“There is nothing more awful than to wear some new jewelry and have nobody notice it, a contingency you can easily avoid by making sure yours are Jewels by Flato, which is to say, conversation pieces.” So read an advertisement in Vogue for Paul Flato, Hollywood’s most influential celebrity jeweler. Greta Garbo, Mae West, Rita Hayworth, Joan Crawford, Doris Duke, Ginger Rogers, Marlene Dietrich, Katharine Hepburn, Vivien Leigh—they all loved and wore his designs, on-screen and off. In fact, not only was Flato the first jeweler to have his name in the credits of a movie, he even appeared in several films himself.

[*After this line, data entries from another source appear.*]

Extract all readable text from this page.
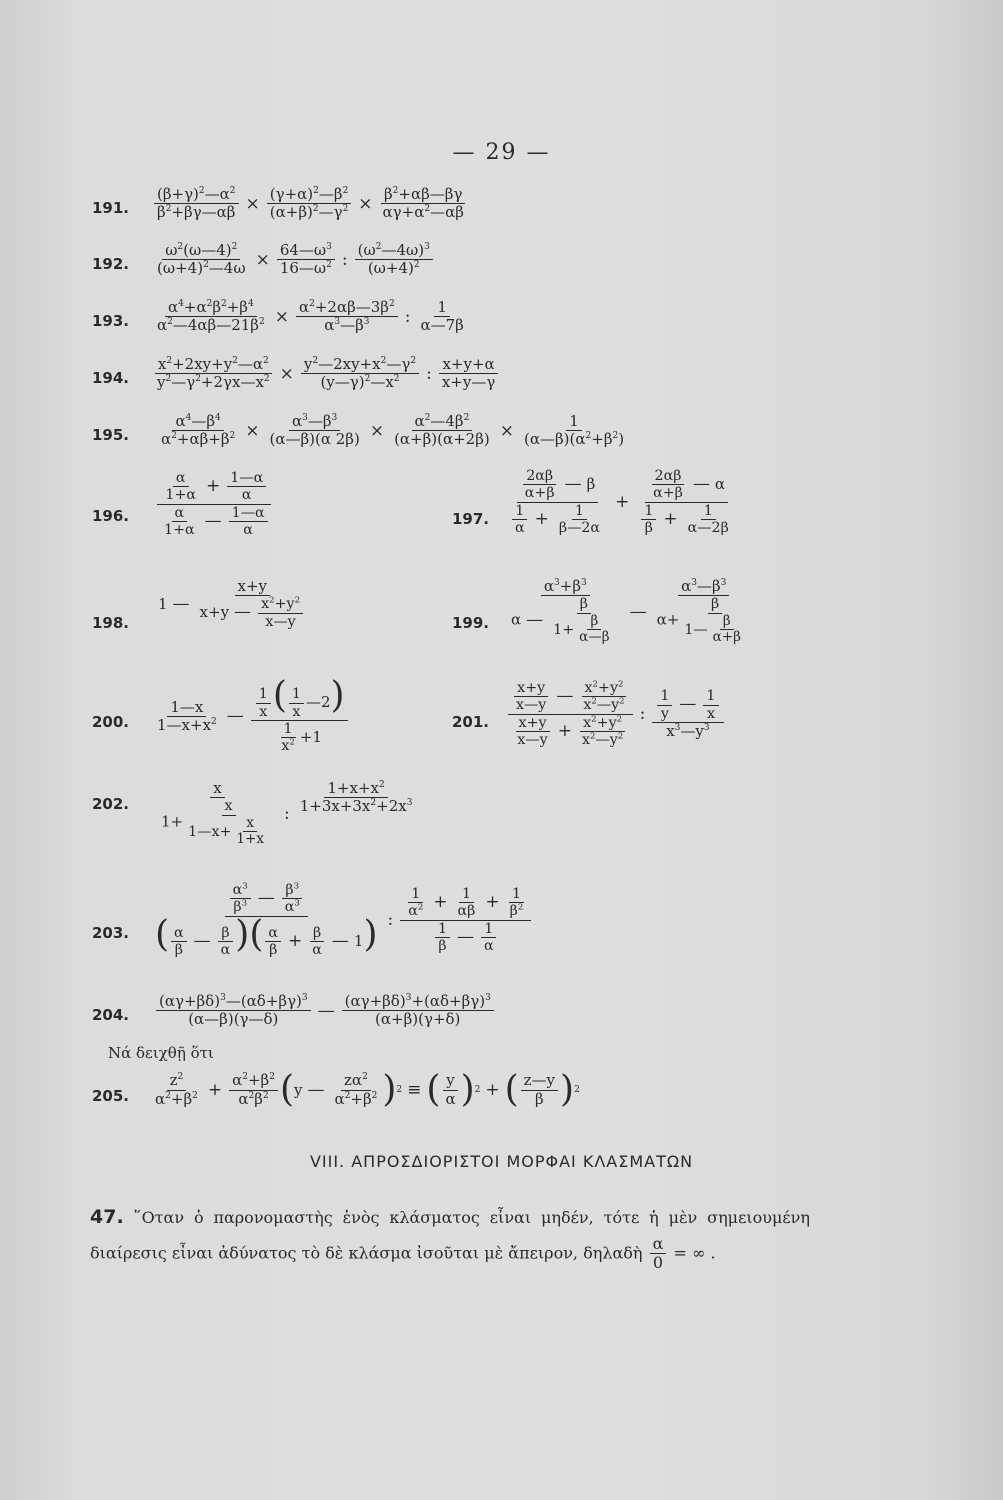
— 29 —
191. $\frac{(\beta+\gamma)^2—\alpha^2}{\beta^2+\beta\gamma—\alpha\beta} \times \frac{(\gamma+\alpha)^2—\beta^2}{(\alpha+\beta)^2—\gamma^2} \times \frac{\beta^2+\alpha\beta—\beta\gamma}{\alpha\gamma+\alpha^2—\alpha\beta}$
192. $\frac{\omega^2(\omega—4)^2}{(\omega+4)^2—4\omega} \times \frac{64—\omega^3}{16—\omega^2}$ : $\frac{(\omega^2—4\omega)^3}{(\omega+4)^2}$
193. $\frac{\alpha^4+\alpha^2\beta^2+\beta^4}{\alpha^2—4\alpha\beta—21\beta^2} \times \frac{\alpha^2+2\alpha\beta—3\beta^2}{\alpha^3—\beta^3}$ : $\frac{1}{\alpha—7\beta}$
194. $\frac{x^2+2xy+y^2—\alpha^2}{y^2—\gamma^2+2\gamma x—x^2} \times \frac{y^2—2xy+x^2—\gamma^2}{(y—\gamma)^2—x^2}$ : $\frac{x+y+\alpha}{x+y—\gamma}$
195. $\frac{\alpha^4—\beta^4}{\alpha^2+\alpha\beta+\beta^2} \times \frac{\alpha^3—\beta^3}{(\alpha—\beta)(\alpha 2\beta)} \times \frac{\alpha^2—4\beta^2}{(\alpha+\beta)(\alpha+2\beta)} \times \frac{1}{(\alpha—\beta)(\alpha^2+\beta^2)}$
196. $\frac{\frac{\alpha}{1+\alpha} + \frac{1—\alpha}{\alpha}}{\frac{\alpha}{1+\alpha} — \frac{1—\alpha}{\alpha}}$	197. $\frac{\frac{2\alpha\beta}{\alpha+\beta} — \beta}{\frac{1}{\alpha} + \frac{1}{\beta—2\alpha}} + \frac{\frac{2\alpha\beta}{\alpha+\beta} — \alpha}{\frac{1}{\beta} + \frac{1}{\alpha—2\beta}}$
198.
1 — $\frac{x+y}{x+y — \frac{x^2+y^2}{x—y}}$	199. $\frac{\alpha^3+\beta^3}{\alpha — \frac{\beta}{1+ \frac{\beta}{\alpha—\beta}}}$ — $\frac{\alpha^3—\beta^3}{\alpha+ \frac{\beta}{1— \frac{\beta}{\alpha+\beta}}}$
200. $\frac{1—x}{1—x+x^2}$ — $\frac{\frac{1}{x} ( \frac{1}{x} —2)}{\frac{1}{x^2} +1}$	201. $\frac{\frac{x+y}{x—y} — \frac{x^2+y^2}{x^2—y^2}}{\frac{x+y}{x—y} + \frac{x^2+y^2}{x^2—y^2}}$ : $\frac{\frac{1}{y} — \frac{1}{x}}{x^3—y^3}$
202. $\frac{x}{1+ \frac{x}{1—x+ \frac{x}{1+x}}}$ : $\frac{1+x+x^2}{1+3x+3x^2+2x^3}$
203. $\frac{\frac{\alpha^3}{\beta^3} — \frac{\beta^3}{\alpha^3}}{( \frac{\alpha}{\beta} — \frac{\beta}{\alpha} )( \frac{\alpha}{\beta} + \frac{\beta}{\alpha} — 1)}$ : $\frac{\frac{1}{\alpha^2} + \frac{1}{\alpha\beta} + \frac{1}{\beta^2}}{\frac{1}{\beta} — \frac{1}{\alpha}}$
204. $\frac{(\alpha\gamma+\beta\delta)^3—(\alpha\delta+\beta\gamma)^3}{(\alpha—\beta)(\gamma—\delta)}$ — $\frac{(\alpha\gamma+\beta\delta)^3+(\alpha\delta+\beta\gamma)^3}{(\alpha+\beta)(\gamma+\delta)}$
Νά δειχθῇ ὅτι
205. $\frac{z^2}{\alpha^2+\beta^2} + \frac{\alpha^2+\beta^2}{\alpha^2\beta^2}$ ( y — $\frac{z\alpha^2}{\alpha^2+\beta^2}$ ) 2 ≡ ( $\frac{y}{\alpha}$ ) 2 + ( $\frac{z—y}{\beta}$ ) 2
VIII. ΑΠΡΟΣΔΙΟΡΙΣΤΟΙ ΜΟΡΦΑΙ ΚΛΑΣΜΑΤΩΝ
47. ῞Οταν ὁ παρονομαστὴς ἑνὸς κλάσματος εἶναι μηδέν, τότε ἡ μὲν σημειουμένη διαίρεσις εἶναι ἀδύνατος τὸ δὲ κλάσμα ἰσοῦται μὲ ἄπειρον, δηλαδὴ $\frac{\alpha}{0}$ = ∞ .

Born in Texas in 1900, Flato moved to New York in 1920 to be a “big fish in a big pond,” as he put it. He spent a year at Columbia University, where he fell in with the young and wealthy set who later became clients of his fledgling jewelry and watch company. He employed several designers, including future luminaries George W. Headley and Count Fulco di Verdura, and bought diamonds from Harry Winston, who was a wholesale gem dealer at the time. Voyages to Honduras, Peru, Egypt, Greece, Mexico, Haiti and Guatemala inspired Flato’s inventive designs. In New York, he hobnobbed with politicians and socialites, thriving even during the Great Depression.
By 1938, Flato had set his sights on Hollywood and opened a store on Sunset Boulevard. His new jewels were sculptural, surprising and whimsical, influenced by the tongue-in-cheek imagery of the Surrealist movement. Perhaps inspired by his own hearing loss, he created a series of gold clips shaped like hands posed in the sign language alphabet. A bracelet called the “gold digger” featured a gold pickaxe. A compact decorated with angels included one cherub on a chamber pot. Once, unable to find his cufflinks, Flato attended a party with bolts in his sleeves. Party guests raved, so he designed a pair in gold, launching a new trend. Flato created conventionally elegant designs, too, like his exquisite series of feather brooches in diamonds and platinum. He also embraced the 1940s trend of convertible jewelry—pieces that could be taken apart and worn in a number of ways.
After legal and financial troubles, Flato moved to Mexico in the late ’60s and attained great success with a new collection of bold, witty styles that took inspiration from local folk art and artifacts. He continued designing jewelry until he returned to Texas at the age of 90 to live with his daughters.